Un roman-fleuve qui coule à travers les siècles et irrigue nos mémoires.
Un enfant sur les rives de la Tamise en 1840, mémoire prodigieuse et mains tachées d’encre, qui découvre dans une imprimerie que les mots peuvent transporter plus loin que les bateaux. Une fillette yézidie et sa grand-mère, en 2014, forcées de quitter leur village de Turquie, marchant au milieu de terres ravagées par la guerre pour rejoindre une vallée sacrée en Irak, ultime refuge de leur peuple. Une hydrologue londonienne en 2018, cœur fissuré, installée sur une péniche pour échapper à la ruine de son mariage, et à qui un livre mystérieux rend soudain ses racines visibles. Trois destins séparés par les siècles et les continents, mais liés par un même courant, celui de l’eau, qui traverse le temps, porte les mémoires, relie les disparus aux vivants.
Lire Les fleuves du ciel, c’est se laisser happer par un sortilège. Cinq cents pages qui se boivent comme cent, une prose qui coule avec l’évidence des fleuves qu’elle invoque : fluide, limpide, parfois souterraine, parfois torrentielle. Elif Shafak ne raconte pas seulement une histoire, elle redonne cette sensation perdue de l’enfance, quand un livre ouvrait un passage secret vers d’autres mondes. Elle écrit à la manière des magiciennes, des devineresses qui hantent ses pages : en redonnant souffle à ce qui paraissait enfoui, en rendant palpables les échos entre mythes antiques et brûlures du présent.

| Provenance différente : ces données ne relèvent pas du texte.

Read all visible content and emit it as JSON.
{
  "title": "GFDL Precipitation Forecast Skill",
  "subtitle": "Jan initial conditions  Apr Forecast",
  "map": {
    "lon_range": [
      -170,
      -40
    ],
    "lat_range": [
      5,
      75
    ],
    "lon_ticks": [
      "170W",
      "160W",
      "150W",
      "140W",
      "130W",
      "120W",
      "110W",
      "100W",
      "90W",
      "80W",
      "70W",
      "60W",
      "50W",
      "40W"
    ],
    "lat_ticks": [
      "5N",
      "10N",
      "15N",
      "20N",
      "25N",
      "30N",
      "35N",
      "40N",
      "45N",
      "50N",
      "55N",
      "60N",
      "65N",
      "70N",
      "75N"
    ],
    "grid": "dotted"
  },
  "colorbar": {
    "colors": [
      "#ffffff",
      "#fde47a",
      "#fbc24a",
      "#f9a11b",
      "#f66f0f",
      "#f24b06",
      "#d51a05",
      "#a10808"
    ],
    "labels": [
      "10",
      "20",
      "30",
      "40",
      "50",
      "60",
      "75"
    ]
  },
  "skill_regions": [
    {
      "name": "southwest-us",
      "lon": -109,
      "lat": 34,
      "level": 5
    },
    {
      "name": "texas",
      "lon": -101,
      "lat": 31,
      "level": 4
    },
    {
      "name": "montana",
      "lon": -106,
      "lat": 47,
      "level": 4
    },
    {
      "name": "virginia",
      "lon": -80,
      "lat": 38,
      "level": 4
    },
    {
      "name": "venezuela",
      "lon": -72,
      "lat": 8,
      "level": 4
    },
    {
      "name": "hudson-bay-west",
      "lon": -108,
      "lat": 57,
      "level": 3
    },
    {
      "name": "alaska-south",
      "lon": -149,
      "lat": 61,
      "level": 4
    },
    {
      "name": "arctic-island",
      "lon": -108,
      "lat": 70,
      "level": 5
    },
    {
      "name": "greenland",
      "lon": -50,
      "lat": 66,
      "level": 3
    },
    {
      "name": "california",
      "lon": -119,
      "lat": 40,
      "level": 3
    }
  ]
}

On sort de cette traversée avec une envie folle de tatouer sur sa peau quelques signes en écriture cunéiforme, comme si la littérature laissait en nous une cicatrice volontaire. Mais il reste aussi un regret, intime et doux-amer : ne pas pouvoir tendre ce livre à ma Grandma à moi. Elle aurait souri de voir que j’avais trouvé encore plus forte que Christian Jacq… !
Elif Shafak, Les fleuves du ciel, sortie le 20 août 2025, Flammarion, 512 p., 24 euros.